# 2 Amazing Female Rats need a new home - Burbank, CA



## bradacus (Dec 27, 2010)

Hello 

I am moving across the US and my new home will not accept pets. I have two gorgeous female girls who now need a home unfortunately.

They are both well behaved and even potty trained. I have a martin r-695 (I believe - the big one) that you can buy off me for $50. If I find someone who I feel will be awesome for them then I'll just give you the cage as a gift.

I don't know what to do here - I hope somebody here has a need for my rats Artemis and Athena. They are very special to me. 

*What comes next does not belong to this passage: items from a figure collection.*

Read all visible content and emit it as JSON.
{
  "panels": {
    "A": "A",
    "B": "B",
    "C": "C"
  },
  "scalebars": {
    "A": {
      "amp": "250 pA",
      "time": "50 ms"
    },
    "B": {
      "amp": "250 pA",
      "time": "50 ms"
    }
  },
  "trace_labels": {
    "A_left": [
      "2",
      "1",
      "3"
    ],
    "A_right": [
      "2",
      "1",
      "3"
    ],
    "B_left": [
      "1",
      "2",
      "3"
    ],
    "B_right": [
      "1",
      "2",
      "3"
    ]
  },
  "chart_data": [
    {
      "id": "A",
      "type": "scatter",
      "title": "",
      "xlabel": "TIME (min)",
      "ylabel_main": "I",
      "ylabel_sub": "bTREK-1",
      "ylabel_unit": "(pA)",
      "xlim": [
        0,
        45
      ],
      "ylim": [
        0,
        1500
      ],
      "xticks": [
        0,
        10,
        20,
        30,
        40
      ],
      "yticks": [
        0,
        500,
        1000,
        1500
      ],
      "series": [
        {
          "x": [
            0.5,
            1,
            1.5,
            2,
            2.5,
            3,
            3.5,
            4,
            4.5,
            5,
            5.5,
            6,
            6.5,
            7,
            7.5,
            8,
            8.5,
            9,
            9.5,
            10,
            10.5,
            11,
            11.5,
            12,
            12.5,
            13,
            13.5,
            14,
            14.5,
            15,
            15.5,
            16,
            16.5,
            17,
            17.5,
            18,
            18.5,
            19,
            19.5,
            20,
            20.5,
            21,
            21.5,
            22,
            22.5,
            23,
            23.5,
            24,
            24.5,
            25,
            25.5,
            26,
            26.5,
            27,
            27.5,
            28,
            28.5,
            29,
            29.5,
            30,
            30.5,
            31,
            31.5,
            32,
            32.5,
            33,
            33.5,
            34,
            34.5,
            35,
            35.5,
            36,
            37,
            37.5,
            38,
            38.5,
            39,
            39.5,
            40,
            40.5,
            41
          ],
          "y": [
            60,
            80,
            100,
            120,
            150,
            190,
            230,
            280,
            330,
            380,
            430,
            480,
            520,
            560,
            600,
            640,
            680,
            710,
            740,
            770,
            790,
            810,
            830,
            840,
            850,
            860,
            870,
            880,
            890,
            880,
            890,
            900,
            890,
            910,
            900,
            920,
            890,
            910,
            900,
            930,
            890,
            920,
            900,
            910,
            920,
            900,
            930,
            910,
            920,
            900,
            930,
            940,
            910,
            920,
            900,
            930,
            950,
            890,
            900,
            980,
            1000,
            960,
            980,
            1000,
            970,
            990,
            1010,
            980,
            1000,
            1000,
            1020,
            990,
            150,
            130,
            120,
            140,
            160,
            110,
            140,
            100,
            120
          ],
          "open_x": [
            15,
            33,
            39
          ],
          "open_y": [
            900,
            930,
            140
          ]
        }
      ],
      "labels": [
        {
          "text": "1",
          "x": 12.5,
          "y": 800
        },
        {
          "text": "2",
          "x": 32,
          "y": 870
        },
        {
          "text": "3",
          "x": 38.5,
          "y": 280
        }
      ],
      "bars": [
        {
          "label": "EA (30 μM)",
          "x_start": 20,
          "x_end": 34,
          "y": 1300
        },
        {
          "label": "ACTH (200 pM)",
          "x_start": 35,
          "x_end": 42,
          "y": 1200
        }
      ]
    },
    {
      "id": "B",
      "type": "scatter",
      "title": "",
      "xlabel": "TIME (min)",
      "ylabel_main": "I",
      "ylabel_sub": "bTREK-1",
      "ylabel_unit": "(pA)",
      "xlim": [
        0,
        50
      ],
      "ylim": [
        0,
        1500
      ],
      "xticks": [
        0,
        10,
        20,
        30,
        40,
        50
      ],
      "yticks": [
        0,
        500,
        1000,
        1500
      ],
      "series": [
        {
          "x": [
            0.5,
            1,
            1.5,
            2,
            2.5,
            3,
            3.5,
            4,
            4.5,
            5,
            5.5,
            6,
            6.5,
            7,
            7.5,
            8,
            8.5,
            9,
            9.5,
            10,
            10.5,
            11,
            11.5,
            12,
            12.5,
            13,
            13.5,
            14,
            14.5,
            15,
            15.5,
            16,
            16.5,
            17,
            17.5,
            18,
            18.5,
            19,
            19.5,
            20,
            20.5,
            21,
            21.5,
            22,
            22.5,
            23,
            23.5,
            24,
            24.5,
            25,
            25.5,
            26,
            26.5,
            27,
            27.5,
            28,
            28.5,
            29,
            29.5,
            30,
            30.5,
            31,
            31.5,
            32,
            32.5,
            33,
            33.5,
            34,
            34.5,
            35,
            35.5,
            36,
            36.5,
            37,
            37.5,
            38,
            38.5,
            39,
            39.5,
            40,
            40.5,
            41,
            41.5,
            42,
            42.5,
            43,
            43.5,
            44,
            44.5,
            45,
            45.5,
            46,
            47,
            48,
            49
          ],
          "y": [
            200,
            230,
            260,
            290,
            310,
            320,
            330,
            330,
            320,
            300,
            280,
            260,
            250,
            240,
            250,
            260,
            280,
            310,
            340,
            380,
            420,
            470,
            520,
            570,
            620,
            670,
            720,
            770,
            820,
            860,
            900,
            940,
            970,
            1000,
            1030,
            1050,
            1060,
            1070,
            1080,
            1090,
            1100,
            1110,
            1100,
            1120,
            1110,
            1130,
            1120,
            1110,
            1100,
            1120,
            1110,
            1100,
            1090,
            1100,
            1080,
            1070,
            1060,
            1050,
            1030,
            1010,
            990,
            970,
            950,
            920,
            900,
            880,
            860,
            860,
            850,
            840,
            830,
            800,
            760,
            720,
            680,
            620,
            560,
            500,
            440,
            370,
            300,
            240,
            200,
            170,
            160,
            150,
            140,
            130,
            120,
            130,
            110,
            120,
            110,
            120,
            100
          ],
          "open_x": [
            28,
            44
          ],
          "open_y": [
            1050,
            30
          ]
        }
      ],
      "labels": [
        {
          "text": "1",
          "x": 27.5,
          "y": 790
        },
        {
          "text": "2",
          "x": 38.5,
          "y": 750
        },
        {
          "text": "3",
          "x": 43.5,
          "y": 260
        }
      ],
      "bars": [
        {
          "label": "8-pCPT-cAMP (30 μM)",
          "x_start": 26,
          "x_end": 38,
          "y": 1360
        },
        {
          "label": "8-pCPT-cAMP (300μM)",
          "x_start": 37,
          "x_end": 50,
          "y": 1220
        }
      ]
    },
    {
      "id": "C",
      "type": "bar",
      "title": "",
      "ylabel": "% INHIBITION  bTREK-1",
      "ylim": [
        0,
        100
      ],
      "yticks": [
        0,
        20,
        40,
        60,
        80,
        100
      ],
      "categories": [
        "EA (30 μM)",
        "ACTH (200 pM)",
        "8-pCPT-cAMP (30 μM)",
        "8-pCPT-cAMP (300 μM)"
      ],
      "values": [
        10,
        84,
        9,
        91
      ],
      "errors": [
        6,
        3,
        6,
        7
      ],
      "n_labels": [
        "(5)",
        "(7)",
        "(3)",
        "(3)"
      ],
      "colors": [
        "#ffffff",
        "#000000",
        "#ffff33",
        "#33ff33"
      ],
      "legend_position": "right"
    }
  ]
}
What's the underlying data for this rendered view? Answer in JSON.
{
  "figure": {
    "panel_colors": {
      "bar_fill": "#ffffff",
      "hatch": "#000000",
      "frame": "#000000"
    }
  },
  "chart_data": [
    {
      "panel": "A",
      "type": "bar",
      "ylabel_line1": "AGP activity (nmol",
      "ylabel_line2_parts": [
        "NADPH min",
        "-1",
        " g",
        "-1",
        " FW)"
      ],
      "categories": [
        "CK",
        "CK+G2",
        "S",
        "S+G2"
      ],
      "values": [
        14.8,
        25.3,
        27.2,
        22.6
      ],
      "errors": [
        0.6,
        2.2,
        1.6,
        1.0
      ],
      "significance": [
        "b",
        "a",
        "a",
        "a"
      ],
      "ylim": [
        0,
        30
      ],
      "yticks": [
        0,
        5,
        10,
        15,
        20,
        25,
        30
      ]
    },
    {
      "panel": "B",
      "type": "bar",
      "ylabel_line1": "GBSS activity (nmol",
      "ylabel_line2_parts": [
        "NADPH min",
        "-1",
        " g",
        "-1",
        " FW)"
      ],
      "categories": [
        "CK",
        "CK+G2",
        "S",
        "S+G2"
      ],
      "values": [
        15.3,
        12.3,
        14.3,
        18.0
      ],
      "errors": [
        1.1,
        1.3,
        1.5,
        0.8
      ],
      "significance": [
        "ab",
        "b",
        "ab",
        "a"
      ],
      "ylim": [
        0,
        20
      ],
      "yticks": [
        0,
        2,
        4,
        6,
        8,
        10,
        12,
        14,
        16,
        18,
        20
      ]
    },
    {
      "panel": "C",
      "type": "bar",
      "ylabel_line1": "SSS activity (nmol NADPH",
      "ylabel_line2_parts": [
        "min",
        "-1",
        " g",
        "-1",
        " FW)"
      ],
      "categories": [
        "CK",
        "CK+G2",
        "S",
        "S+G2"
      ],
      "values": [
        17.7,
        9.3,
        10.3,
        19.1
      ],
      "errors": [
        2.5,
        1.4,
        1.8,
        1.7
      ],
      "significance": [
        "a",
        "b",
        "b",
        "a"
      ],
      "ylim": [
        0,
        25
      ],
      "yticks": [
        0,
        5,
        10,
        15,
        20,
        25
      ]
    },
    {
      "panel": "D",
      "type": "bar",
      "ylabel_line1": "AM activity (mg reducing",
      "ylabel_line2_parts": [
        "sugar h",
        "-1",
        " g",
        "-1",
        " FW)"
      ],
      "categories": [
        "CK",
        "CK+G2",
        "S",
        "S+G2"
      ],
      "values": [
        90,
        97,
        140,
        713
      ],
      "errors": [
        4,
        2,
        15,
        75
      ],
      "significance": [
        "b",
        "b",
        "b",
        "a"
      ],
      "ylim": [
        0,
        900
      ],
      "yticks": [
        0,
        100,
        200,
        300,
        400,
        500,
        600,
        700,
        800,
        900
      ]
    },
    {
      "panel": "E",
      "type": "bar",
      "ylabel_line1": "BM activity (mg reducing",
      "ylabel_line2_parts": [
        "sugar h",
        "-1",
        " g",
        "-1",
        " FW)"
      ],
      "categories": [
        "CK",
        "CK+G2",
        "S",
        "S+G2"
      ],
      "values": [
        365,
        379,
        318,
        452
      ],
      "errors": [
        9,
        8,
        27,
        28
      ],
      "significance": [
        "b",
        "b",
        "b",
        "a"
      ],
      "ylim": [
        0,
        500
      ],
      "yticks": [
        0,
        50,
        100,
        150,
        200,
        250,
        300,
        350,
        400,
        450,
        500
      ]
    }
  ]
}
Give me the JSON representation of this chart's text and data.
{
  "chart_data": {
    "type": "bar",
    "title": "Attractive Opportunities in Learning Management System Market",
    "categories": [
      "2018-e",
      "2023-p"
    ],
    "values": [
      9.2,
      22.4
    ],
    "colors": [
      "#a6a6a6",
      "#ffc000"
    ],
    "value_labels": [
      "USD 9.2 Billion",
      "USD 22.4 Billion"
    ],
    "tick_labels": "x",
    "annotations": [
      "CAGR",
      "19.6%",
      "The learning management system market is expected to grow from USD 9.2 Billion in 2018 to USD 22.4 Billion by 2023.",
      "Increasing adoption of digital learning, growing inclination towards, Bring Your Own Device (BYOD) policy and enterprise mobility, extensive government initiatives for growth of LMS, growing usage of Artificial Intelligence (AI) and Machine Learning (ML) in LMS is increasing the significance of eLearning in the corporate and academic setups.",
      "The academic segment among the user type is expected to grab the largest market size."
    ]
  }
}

Here is a video of the cage and the rats.
http://www.youtube.com/watch?v=urxePGN8bSY

Thanks =[

Brad

ps. The rats were bred by a breeder by the way. They do not play well with others I have found out - they are used to each other and any time I have introduced a new rat it was attacked. To be honest though - I didn't really put a lot of effort into getting the rats to play together. I was a little scared that they might hurt each other.


----------



## riotfox (Apr 16, 2010)

aw im so sorry that you have to find them a new home . im in australia so i cant really help. may i ask what happened to the other rats you tried to introduce though...? as in what did you do with them once they didnt get along?


----------



## rattiesalem24 (Feb 21, 2010)

Aww, they are adorable! Hopefully they find a home soon!


----------



## Jaguar (Nov 15, 2009)

if they were from a reputable breeder, that is probably where you should return them to, so they can be placed in new homes by the breeder themself.


----------



## bradacus (Dec 27, 2010)

riotfox said:


> aw im so sorry that you have to find them a new home . im in australia so i cant really help. may i ask what happened to the other rats you tried to introduce though...? as in what did you do with them once they didnt get along?


Well I had my girlfriend bring her rats over and they didn't get along. She just took them back and put them into their own cage when we were done trying.


----------



## bradacus (Dec 27, 2010)

Jaguar said:


> if they were from a reputable breeder, that is probably where you should return them to, so they can be placed in new homes by the breeder themself.


Thanks I'll try this.


----------